Springer Nature remains neutral with regard to jurisdictional claims in published maps and institutional affiliations.

Abstract

Background

Examine the potential effects of health disparities in survival of glioblastoma (GB) patients.

Methods

We conducted a retrospective chart review of newly diagnosed GB patients from 2000 to 2015 at a free standing dedicated cancer center (MD Anderson Cancer Center—MDACC) and a safety net county hospital (Ben Taub General Hospital—BT) located in Houston, Texas.

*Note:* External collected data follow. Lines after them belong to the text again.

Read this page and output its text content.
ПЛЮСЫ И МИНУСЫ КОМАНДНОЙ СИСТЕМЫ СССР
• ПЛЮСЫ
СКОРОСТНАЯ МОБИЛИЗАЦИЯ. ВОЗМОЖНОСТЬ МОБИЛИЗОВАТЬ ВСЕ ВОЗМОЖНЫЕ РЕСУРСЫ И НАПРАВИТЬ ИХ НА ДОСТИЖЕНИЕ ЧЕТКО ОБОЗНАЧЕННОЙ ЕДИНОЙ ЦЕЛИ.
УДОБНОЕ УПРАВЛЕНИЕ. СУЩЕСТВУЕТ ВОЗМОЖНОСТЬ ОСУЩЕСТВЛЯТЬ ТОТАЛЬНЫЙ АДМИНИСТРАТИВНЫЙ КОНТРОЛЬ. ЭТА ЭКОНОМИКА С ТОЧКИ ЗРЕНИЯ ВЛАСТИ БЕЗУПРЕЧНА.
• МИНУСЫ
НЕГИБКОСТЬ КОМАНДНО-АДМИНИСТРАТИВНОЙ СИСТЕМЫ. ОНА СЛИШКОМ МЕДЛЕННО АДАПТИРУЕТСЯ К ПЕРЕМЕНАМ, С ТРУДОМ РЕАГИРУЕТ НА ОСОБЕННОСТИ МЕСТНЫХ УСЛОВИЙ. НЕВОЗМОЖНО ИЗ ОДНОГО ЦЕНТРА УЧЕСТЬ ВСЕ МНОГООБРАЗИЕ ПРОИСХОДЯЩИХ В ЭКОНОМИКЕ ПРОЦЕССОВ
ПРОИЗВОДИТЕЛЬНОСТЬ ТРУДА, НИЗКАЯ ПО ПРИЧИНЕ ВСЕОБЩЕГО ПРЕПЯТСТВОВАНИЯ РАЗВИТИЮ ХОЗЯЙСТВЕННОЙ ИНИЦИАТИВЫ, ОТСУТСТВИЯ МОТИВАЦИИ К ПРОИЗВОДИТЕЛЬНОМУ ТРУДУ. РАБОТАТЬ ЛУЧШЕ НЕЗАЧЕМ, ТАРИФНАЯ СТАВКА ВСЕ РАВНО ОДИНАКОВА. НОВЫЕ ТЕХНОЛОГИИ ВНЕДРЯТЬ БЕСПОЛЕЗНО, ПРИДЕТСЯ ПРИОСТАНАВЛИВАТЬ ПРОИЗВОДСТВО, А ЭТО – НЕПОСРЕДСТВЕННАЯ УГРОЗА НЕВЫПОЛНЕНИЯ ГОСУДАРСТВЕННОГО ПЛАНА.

We obtained demographics, insurance status, extent of resection, treatments, and other known prognostic variables (Karnofsky Score—KPS) to evaluate their role on overall GB survival (OS).

Results

We identified 1073 GB patients consisting of 177 from BT and 896 from MDACC. We found significant differences by ethnicity, insurance status, KPS at diagnosis, extent of resection, and percentage of patients receiving standard of care (SOC) between the two centers. OS was 1.64 years for MDACC patients and 1.24 years for BT patients (p < 0.0176). Only 81 (45.8%) BT patients received SOC compared to 577 (64%) of MDACC patients (p < 0.0001). However, there was no significant difference in OS for patients who received SOC, 1.84 years for MDACC patients and 1.99 years for BT patients (p < 0.4787). Of the 96 BT patients who did not receive SOC, 29 (30%) had KPS less than 70 at time of diagnosis and 77 (80%) lacked insurance.

Conclusions

GB patients treated at a safety net county hospital had similar OS compared to a free standing comprehensive cancer center when receiving SOC. County hospital patients had poorer KPS at diagnosis and were often lacking health insurance affecting their ability to receive SOC.